Il va falloir sérieusement vous méfier de votre futur robot sexuel

Nick Patterson, un expert en cybersécurité travaillant pour l’Université Deakin en Australie en est convaincu, les robots sexuels pourront à terme représenter une menace directe pour leurs usagers en raison de leur connectivité… exactement comme n’importe quel appareil connecté.

Cela ne vous aura sans doute pas échappé, mais le marché du sexe et de la robotique sont de plus en plus liés.

Robots sexuels

Les acteurs positionnés sur le secteur du divertissement pour adultes ont en effet beaucoup investi sur ce secteur d’activité ces dernières années afin de produire des poupées sexuelles plus réalistes et – surtout – plus intelligentes.

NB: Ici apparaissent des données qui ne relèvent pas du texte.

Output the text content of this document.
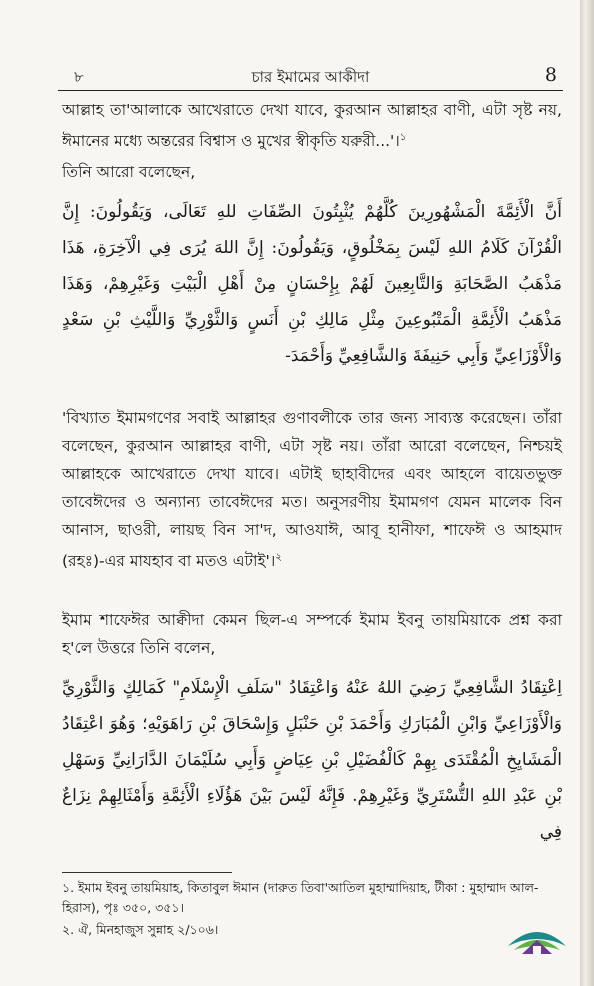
৮	চার ইমামের আকীদা	8
আল্লাহ তা'আলাকে আখেরাতে দেখা যাবে, কুরআন আল্লাহর বাণী, এটা সৃষ্ট নয়, ঈমানের মধ্যে অন্তরের বিশ্বাস ও মুখের স্বীকৃতি যরুরী...'।$^১$
তিনি আরো বলেছেন,
أَنَّ الْأَئِمَّةَ الْمَشْهُورِينَ كُلَّهُمْ يُثْبِتُونَ الصِّفَاتِ للهِ تَعَالَى، وَيَقُولُونَ: إِنَّ الْقُرْآنَ كَلَامُ اللهِ لَيْسَ بِمَخْلُوقٍ، وَيَقُولُونَ: إِنَّ اللهَ يُرَى فِي الْآخِرَةِ، هَذَا مَذْهَبُ الصَّحَابَةِ وَالتَّابِعِينَ لَهُمْ بِإِحْسَانٍ مِنْ أَهْلِ الْبَيْتِ وَغَيْرِهِمْ، وَهَذَا مَذْهَبُ الْأَئِمَّةِ الْمَتْبُوعِينَ مِثْلِ مَالِكِ بْنِ أَنَسٍ وَالثَّوْرِيِّ وَاللَّيْثِ بْنِ سَعْدٍ وَالْأَوْزَاعِيِّ وَأَبِي حَنِيفَةَ وَالشَّافِعِيِّ وَأَحْمَدَ-
'বিখ্যাত ইমামগণের সবাই আল্লাহর গুণাবলীকে তার জন্য সাব্যস্ত করেছেন। তাঁরা বলেছেন, কুরআন আল্লাহর বাণী, এটা সৃষ্ট নয়। তাঁরা আরো বলেছেন, নিশ্চয়ই আল্লাহকে আখেরাতে দেখা যাবে। এটাই ছাহাবীদের এবং আহলে বায়েতভুক্ত তাবেঈদের ও অন্যান্য তাবেঈদের মত। অনুসরণীয় ইমামগণ যেমন মালেক বিন আনাস, ছাওরী, লায়ছ বিন সা'দ, আওযাঈ, আবূ হানীফা, শাফেঈ ও আহমাদ (রহঃ)-এর মাযহাব বা মতও এটাই'।$^২$
ইমাম শাফেঈর আক্বীদা কেমন ছিল-এ সম্পর্কে ইমাম ইবনু তায়মিয়াকে প্রশ্ন করা হ'লে উত্তরে তিনি বলেন,
اِعْتِقَادُ الشَّافِعِيِّ رَضِيَ اللهُ عَنْهُ وَاعْتِقَادُ "سَلَفِ الْإِسْلَامِ" كَمَالِكٍ وَالثَّوْرِيِّ وَالْأَوْزَاعِيِّ وَابْنِ الْمُبَارَكِ وَأَحْمَدَ بْنِ حَنْبَلٍ وَإِسْحَاقَ بْنِ رَاهَوَيْهِ؛ وَهُوَ اعْتِقَادُ الْمَشَايِخِ الْمُقْتَدَى بِهِمْ كَالْفُضَيْلِ بْنِ عِيَاضٍ وَأَبِي سُلَيْمَانَ الدَّارَانِيِّ وَسَهْلِ بْنِ عَبْدِ اللهِ التُّسْتَرِيِّ وَغَيْرِهِمْ. فَإِنَّهُ لَيْسَ بَيْنَ هَؤُلَاءِ الْأَئِمَّةِ وَأَمْثَالِهِمْ نِزَاعٌ فِي
১. ইমাম ইবনু তায়মিয়াহ, কিতাবুল ঈমান (দারুত তিবা'আতিল মুহাম্মাদিয়াহ, টীকা : মুহাম্মাদ আল-হিরাস), পৃঃ ৩৫০, ৩৫১।
২. ঐ, মিনহাজুস সুন্নাহ ২/১০৬।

Les robots sexuels ne sont plus de l’ordre du fantasme

Matt McMullen a été parmi les premiers à travailler sur de tels produits et les multiples investissements consentis par ses soins ont fini par payer. L’homme a en effet présenté l’année dernière Harmony 2.0, une poupée intelligente livrée avec dix-huit personnalités différentes.

Il n’est cependant pas le seul à travailler sur un tel produit. Sergi Santos a en effet beaucoup fait parler de lui l’année dernière avec Samantha, une poupée capable de « ressentir » les caresses de son usager afin de lui fournir une réponse adaptée.

Dépassé par la demande, le développeur barcelonais envisage même de lancer une production en série dans les mois à venir.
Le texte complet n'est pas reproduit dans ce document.